Genes involved in different steps of the cell cycle, such as chromatin condensation, DNA replication, mitotic spindle formation, and cytokinesis, are highly differentially expressed in liver samples from both turbot families at 24 hpi. (A) Heatmap representing the expression (in TPM values) of genes involved in the cell cycle. (B) Reference KEGG pathway “Cell cycle”, which represents the DEGs between both families under naïve and infected conditions. In the KEGG pathways, green indicates higher expression, and red indicates lower expression in the resistant family compared to that in the susceptible family. The dashed line represents the DEGs between both families under naïve conditions, whereas the solid line represents the DEGs between both families at 24 hpi with A. salmonicida.

Figure 9

Heatmap representing the main immune genes differentially expressed in the liver samples from resistant and susceptible turbot families (A) under naïve conditions and (B) at 24 hpi with A. salmonicida.

Figure 10

Certain DEGs between an A. salmonicida-resistant family and an A. salmonicida-susceptible family were differentially expressed both under naïve and infected conditions and in both target tissues (head kidney and liver). (A) Venn diagrams representing the DEGs between both families under naïve and infected conditions.

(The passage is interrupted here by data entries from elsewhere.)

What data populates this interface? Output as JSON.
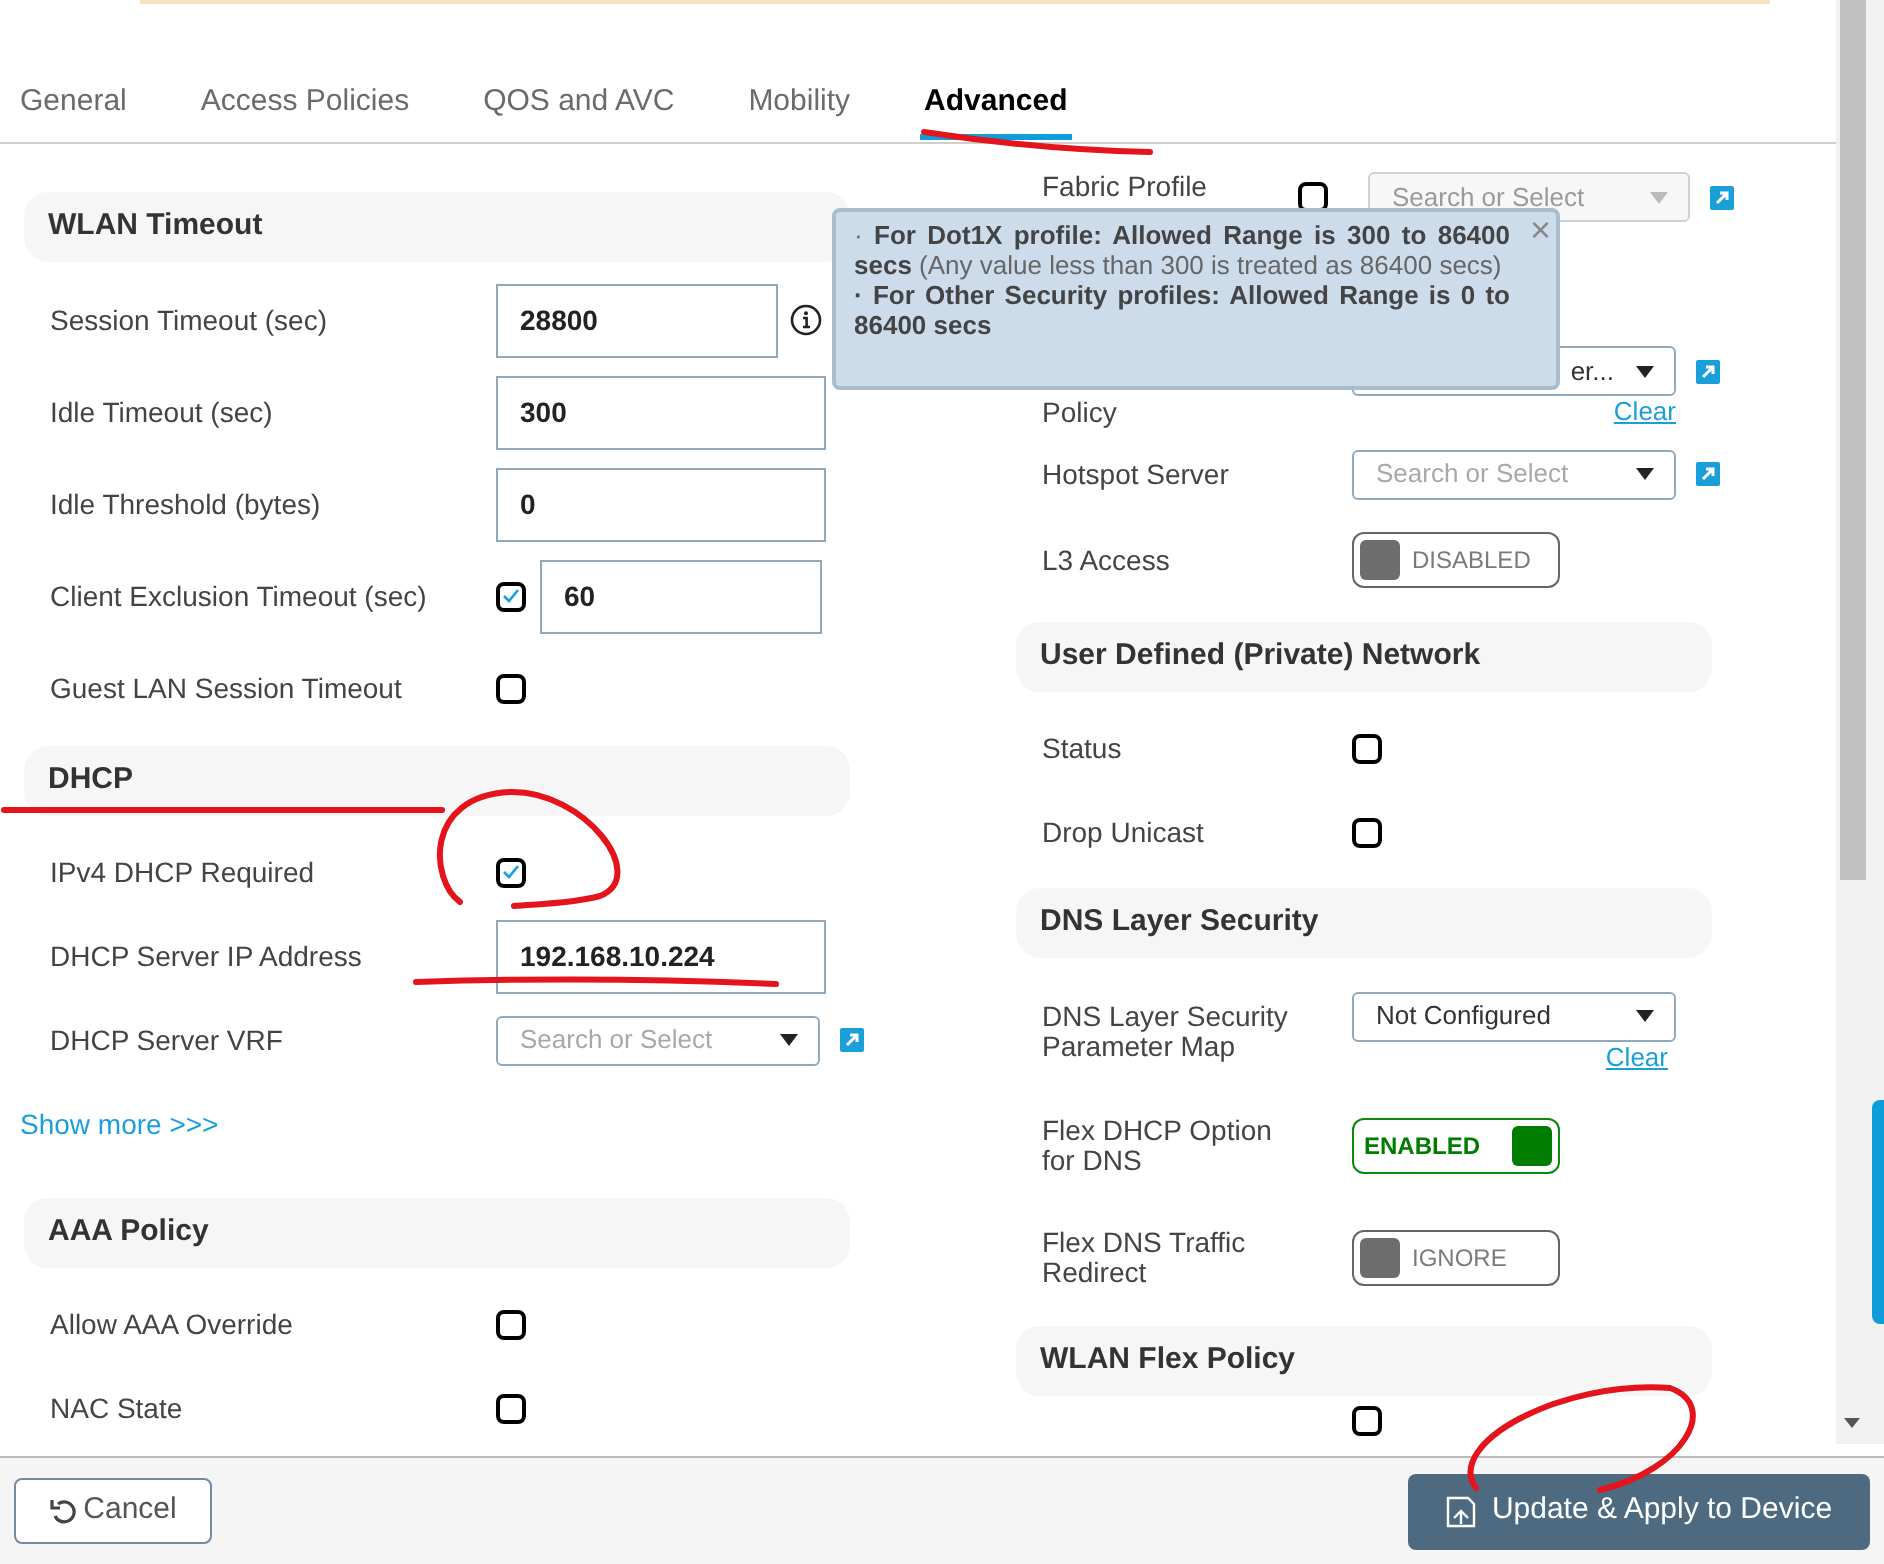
{
  "tabs": [
    {
      "label": "General",
      "selected": false
    },
    {
      "label": "Access Policies",
      "selected": false
    },
    {
      "label": "QOS and AVC",
      "selected": false
    },
    {
      "label": "Mobility",
      "selected": false
    },
    {
      "label": "Advanced",
      "selected": true
    }
  ],
  "left_sections": [
    {
      "title": "WLAN Timeout",
      "rows": [
        {
          "kind": "text",
          "label": "Session Timeout (sec)",
          "value": "28800",
          "info": true
        },
        {
          "kind": "text",
          "label": "Idle Timeout (sec)",
          "value": "300"
        },
        {
          "kind": "text",
          "label": "Idle Threshold (bytes)",
          "value": "0"
        },
        {
          "kind": "checkbox_text",
          "label": "Client Exclusion Timeout (sec)",
          "checked": true,
          "value": "60"
        },
        {
          "kind": "checkbox",
          "label": "Guest LAN Session Timeout",
          "checked": false
        }
      ]
    },
    {
      "title": "DHCP",
      "rows": [
        {
          "kind": "checkbox",
          "label": "IPv4 DHCP Required",
          "checked": true
        },
        {
          "kind": "text",
          "label": "DHCP Server IP Address",
          "value": "192.168.10.224"
        },
        {
          "kind": "select",
          "label": "DHCP Server VRF",
          "placeholder": "Search or Select",
          "external_link": true
        }
      ],
      "show_more": "Show more >>>"
    },
    {
      "title": "AAA Policy",
      "rows": [
        {
          "kind": "checkbox",
          "label": "Allow AAA Override",
          "checked": false
        },
        {
          "kind": "checkbox",
          "label": "NAC State",
          "checked": false
        }
      ]
    }
  ],
  "right_sections": [
    {
      "rows": [
        {
          "kind": "checkbox_select",
          "label": "Fabric Profile",
          "checked": false,
          "placeholder": "Search or Select",
          "disabled": true,
          "external_link": true
        },
        {
          "kind": "select",
          "label": "Policy",
          "value": "er...",
          "external_link": true,
          "clear": "Clear"
        },
        {
          "kind": "select",
          "label": "Hotspot Server",
          "placeholder": "Search or Select",
          "external_link": true
        },
        {
          "kind": "toggle",
          "label": "L3 Access",
          "on": false,
          "state_text": "DISABLED"
        }
      ]
    },
    {
      "title": "User Defined (Private) Network",
      "rows": [
        {
          "kind": "checkbox",
          "label": "Status",
          "checked": false
        },
        {
          "kind": "checkbox",
          "label": "Drop Unicast",
          "checked": false
        }
      ]
    },
    {
      "title": "DNS Layer Security",
      "rows": [
        {
          "kind": "select",
          "label": "DNS Layer Security Parameter Map",
          "value": "Not Configured",
          "clear": "Clear"
        },
        {
          "kind": "toggle",
          "label": "Flex DHCP Option for DNS",
          "on": true,
          "state_text": "ENABLED"
        },
        {
          "kind": "toggle",
          "label": "Flex DNS Traffic Redirect",
          "on": false,
          "state_text": "IGNORE"
        }
      ]
    },
    {
      "title": "WLAN Flex Policy",
      "rows": [
        {
          "kind": "checkbox",
          "checked": false
        }
      ]
    }
  ],
  "tooltip": {
    "close": "×",
    "paragraphs": [
      {
        "text": "· **For Dot1X profile: Allowed Range is 300 to 86400 secs** (Any value less than 300 is treated as 86400 secs)",
        "bold": false
      },
      {
        "text": "· For Other Security profiles: Allowed Range is 0 to 86400 secs",
        "bold": true
      }
    ]
  },
  "footer": {
    "cancel": "Cancel",
    "apply": "Update & Apply to Device"
  }
}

A Venn diagram per tissue is shown. (B) Venn diagrams representing the common and exclusive DEGs between both families in the head kidney and liver. A Venn diagram per experimental condition (naïve or infected) is shown. (C) Venn diagram representing the DEGs between the resistant and susceptible turbot families under both experimental conditions and in both tissues. (D) STRING protein−protein interaction network representing the 59 proteins encoded by the genes commonly differentially expressed between the two families in both tissues (in the absence and/or presence of infection). The genes belonging to the significantly enriched Reactome pathways and GO biological process terms involved in the immune response are highlighted in different colors. (E) Representation of the expression (in TPM values) in the different experimental samples of four of these 59 genes commonly differentially expressed between turbot families in both tissues. The graphs represent the TPM values of the individual samples and the means ± SEMs.

Figure 11

Differentially expressed genes between the resistant and susceptible turbot families (in at least one of the comparisons) located in A. salmonicida resistance QTLs. (A) Locations of the QTL-associated markers (in red color) and the surrounding DEGs (within a window of 2 Mbp upstream and downstream of the marker) on the turbot chromosomes. (B) List of the DEGs for the different comparisons of interest that are located in the vicinity of the QTL-associated markers. R, resistant; S, susceptible; C, control; Inf, infected.